What our portion today does not discuss is Jonah's reaction to God's forgiveness, a part of the story that I always found interesting. After giving his message, Jonah goes up to the top of a nearby hill and waits in eager anticipation to watch the wrath of God swallow up the city. When God does not, Jonah is furious that what he had preached did not come to pass. He wanted the sinful punished; he wanted to watch God in his wrathful fury make them suffer for all of their wrongdoing. When God chooses not to, Jonah says that he would rather die than see them unpunished.
I feel this wrath inside me from time to time. I get especially furious when someone does things that I believe to be particularly foolish, and yet they succeed anyway. "Where is the fairness or justice?" I cry, but the truth is that I want neither of those things. What I want is for those people to come crawling back to me, acknowledging my superiority and begging for my forgiveness. How dare God, or luck or fate or destiny, to deny that of me!

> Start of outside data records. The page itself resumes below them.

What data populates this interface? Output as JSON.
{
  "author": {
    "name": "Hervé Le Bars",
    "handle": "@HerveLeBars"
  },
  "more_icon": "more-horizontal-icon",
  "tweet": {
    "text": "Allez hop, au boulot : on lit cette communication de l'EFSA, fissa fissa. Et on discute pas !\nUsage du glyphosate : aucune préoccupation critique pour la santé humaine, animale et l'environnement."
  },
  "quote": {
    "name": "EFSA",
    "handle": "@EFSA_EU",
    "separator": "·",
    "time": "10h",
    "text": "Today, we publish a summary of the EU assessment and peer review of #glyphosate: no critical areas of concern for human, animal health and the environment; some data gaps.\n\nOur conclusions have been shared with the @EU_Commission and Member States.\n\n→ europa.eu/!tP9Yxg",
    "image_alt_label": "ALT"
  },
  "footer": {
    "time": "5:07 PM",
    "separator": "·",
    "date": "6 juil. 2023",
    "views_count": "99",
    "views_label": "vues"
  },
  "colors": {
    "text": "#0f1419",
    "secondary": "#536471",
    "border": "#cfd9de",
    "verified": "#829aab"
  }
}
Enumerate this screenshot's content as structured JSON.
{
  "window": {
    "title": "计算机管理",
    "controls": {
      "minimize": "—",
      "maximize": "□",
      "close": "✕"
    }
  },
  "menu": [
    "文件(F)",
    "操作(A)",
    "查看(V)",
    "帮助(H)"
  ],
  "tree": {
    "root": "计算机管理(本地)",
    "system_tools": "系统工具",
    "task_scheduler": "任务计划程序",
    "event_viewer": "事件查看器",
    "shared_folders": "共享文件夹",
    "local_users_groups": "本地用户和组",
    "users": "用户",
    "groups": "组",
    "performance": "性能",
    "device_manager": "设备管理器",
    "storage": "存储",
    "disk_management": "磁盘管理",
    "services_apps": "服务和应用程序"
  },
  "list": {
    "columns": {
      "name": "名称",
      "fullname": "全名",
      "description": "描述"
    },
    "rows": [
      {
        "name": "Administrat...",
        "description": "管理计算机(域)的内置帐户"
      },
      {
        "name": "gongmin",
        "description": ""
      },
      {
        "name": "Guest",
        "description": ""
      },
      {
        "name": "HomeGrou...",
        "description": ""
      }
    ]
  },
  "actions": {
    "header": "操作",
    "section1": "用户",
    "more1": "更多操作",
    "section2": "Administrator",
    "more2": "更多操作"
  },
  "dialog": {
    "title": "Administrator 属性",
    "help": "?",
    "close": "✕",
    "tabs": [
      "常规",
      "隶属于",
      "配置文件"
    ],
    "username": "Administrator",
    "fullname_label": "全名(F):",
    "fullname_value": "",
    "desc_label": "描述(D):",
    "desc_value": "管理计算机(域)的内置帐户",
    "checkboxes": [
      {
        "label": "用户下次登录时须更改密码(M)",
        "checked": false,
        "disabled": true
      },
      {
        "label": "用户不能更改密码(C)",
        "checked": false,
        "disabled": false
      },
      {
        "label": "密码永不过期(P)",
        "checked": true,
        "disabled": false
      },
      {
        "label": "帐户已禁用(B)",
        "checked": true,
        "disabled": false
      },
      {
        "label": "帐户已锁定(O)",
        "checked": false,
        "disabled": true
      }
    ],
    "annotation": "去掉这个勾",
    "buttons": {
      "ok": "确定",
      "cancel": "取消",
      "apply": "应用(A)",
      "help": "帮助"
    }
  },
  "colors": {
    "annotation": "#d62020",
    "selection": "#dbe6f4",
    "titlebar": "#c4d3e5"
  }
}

Thankfully, I can usually acknowledge my own sinfulness in such a wish. God does not have to send me comfort and then take it away, as He does with Jonah, for me to realize where my thoughts have gone wrong. Instead, I remind myself to continue to pray for those whose choices I dislike, for both their sakes and my own. I should not begrudge others when they receive God's mercy and blessings, especially when all I have also comes from His charity.